I capitalized “jobs” in the preceding paragraph because things are different when one looks at “number of people employed.” Bush increased the NUMBER OF PEOPLE  EMPLOYED much more than Obama by this time in his term.

But again, comparing the same point in Obama and Bush’s first term isn’t that helpful. More instructive is to compare numbers from the same time after the “bottom” of the recession. Bush had created a good deal more JOBS 28 months after the worst of his recession hit. However, again, in keeping with the point about Bush’s reliance on public sector employment, he only created slightly more private sector jobs than Obama.

On the other hand, Obama has created slightly more EMPLOYED PERSONS in the 28 months since the big 2008 recession.

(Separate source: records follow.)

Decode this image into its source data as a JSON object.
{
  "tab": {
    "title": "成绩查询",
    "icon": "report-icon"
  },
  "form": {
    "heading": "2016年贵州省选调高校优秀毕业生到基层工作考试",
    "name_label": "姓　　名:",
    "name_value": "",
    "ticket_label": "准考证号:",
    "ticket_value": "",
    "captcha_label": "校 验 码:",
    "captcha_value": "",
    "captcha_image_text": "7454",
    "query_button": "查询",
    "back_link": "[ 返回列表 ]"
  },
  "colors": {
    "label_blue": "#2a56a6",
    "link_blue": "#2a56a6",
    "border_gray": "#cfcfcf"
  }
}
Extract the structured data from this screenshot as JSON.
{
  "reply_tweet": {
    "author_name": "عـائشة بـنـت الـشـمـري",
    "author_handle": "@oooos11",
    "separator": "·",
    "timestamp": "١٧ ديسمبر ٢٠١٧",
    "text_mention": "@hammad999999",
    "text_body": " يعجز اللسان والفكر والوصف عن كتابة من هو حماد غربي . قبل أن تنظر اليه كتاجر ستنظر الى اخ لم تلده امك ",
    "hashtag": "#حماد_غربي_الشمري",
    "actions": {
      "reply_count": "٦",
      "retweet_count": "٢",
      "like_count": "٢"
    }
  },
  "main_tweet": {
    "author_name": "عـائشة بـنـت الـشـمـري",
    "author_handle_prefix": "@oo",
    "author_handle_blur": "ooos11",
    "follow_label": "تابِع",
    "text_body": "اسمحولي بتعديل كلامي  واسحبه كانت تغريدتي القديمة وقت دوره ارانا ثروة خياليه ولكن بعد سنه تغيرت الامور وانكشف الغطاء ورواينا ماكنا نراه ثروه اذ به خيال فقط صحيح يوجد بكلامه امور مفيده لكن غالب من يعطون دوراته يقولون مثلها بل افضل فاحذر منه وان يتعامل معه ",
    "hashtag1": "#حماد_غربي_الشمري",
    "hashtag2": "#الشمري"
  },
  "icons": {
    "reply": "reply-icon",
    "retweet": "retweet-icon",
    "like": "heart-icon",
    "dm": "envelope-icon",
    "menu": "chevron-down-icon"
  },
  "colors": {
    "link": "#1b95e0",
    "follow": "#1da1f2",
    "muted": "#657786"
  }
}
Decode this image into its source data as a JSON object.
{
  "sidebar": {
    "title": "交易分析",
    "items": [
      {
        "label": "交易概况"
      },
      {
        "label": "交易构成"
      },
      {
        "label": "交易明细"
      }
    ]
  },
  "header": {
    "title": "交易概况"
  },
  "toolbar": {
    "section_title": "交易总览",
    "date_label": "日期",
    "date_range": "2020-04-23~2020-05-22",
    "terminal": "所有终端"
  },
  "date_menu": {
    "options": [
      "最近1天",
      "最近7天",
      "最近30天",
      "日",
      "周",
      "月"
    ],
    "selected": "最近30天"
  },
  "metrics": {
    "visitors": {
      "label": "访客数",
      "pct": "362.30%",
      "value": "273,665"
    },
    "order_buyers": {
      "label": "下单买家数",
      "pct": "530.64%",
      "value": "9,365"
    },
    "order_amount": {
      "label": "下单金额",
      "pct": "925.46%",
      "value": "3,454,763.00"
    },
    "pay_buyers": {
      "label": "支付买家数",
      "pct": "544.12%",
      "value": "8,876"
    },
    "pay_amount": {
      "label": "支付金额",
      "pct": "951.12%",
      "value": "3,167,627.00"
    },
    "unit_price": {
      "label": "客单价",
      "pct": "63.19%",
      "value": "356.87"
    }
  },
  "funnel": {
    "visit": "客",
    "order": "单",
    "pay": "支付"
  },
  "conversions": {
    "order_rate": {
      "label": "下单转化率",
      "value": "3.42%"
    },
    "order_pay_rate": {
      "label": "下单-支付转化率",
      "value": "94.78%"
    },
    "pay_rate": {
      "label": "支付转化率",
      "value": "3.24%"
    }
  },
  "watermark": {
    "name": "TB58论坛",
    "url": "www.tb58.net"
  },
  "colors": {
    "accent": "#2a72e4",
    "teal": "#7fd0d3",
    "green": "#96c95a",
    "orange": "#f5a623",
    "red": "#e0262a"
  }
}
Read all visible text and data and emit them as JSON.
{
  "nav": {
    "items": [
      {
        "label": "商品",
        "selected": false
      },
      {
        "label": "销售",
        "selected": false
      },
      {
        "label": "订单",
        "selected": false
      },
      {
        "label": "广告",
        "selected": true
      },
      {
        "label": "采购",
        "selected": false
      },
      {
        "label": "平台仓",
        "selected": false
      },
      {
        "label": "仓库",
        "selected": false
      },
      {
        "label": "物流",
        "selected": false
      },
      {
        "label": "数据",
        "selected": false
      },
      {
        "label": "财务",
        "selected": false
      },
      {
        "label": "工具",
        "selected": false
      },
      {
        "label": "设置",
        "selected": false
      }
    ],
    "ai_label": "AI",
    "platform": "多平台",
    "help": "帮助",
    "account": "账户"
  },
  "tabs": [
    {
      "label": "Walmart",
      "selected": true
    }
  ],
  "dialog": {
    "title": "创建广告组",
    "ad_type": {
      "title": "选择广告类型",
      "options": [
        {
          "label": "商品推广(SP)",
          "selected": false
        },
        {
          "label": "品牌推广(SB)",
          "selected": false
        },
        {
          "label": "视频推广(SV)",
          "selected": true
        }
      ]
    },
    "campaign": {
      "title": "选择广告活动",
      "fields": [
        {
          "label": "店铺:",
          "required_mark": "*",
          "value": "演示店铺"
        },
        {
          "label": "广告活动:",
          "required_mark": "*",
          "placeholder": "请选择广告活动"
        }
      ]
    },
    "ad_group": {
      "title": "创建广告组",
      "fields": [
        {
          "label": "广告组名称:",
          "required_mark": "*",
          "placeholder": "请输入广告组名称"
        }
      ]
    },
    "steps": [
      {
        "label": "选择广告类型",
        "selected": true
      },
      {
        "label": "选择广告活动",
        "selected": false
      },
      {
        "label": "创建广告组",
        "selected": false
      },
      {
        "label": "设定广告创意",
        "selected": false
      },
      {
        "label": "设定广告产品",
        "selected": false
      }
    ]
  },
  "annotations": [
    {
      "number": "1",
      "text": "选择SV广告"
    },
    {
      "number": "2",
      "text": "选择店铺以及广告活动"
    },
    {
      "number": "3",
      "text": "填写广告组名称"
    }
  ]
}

Now for a philosophical point. None of this matters as much as people says it does. People compare Bush and Obama as if it somehow settles an important political point. Obama supporters reason that if they can show that Obama has done better than Bush, than conservatives must “shut up” about the economy. But there is nothing that can be proven by these comparisons. The reason is that political choices are made in terms of comparisons. One might be happy with Bush’s performance due to believing that it’s better than Al Gore’s, and dissatisfied with Obama because of confidence that McCain would have been even better.

Or alternatively, a conservative who voted for Bush might think that Obama is doing better, but nonetheless believe that he’s doing badly in an absolute sense. This is not hypocritical. One’s preferences can change. One might have believed that Bush managing the economy well due to deception or just partisan fervor, but after seeing Obama do slightly better and still realizing that it’s not very good overall, reject both presidents as bad and vote for Mitt Romney.

What is actually important for voting in November is one’s relative confidence in Obama and Romney in the next four years. Unfortunately, this is exactly the sort of information that no voter has access to, mainly because we don’t really have any idea what either person will do if elected to the 2012-2016 presidential term. I mean, it’s shocking how little information is available to the average voter. Sure, one could look at Romney’s past policies, but how relevant are they to his presidency. And even Obama might try radically different policies depending on what Congress looks like.

The curse of American politics seems to be that voters are thrown irrelevant information because the information that would make a difference basically can’t be had.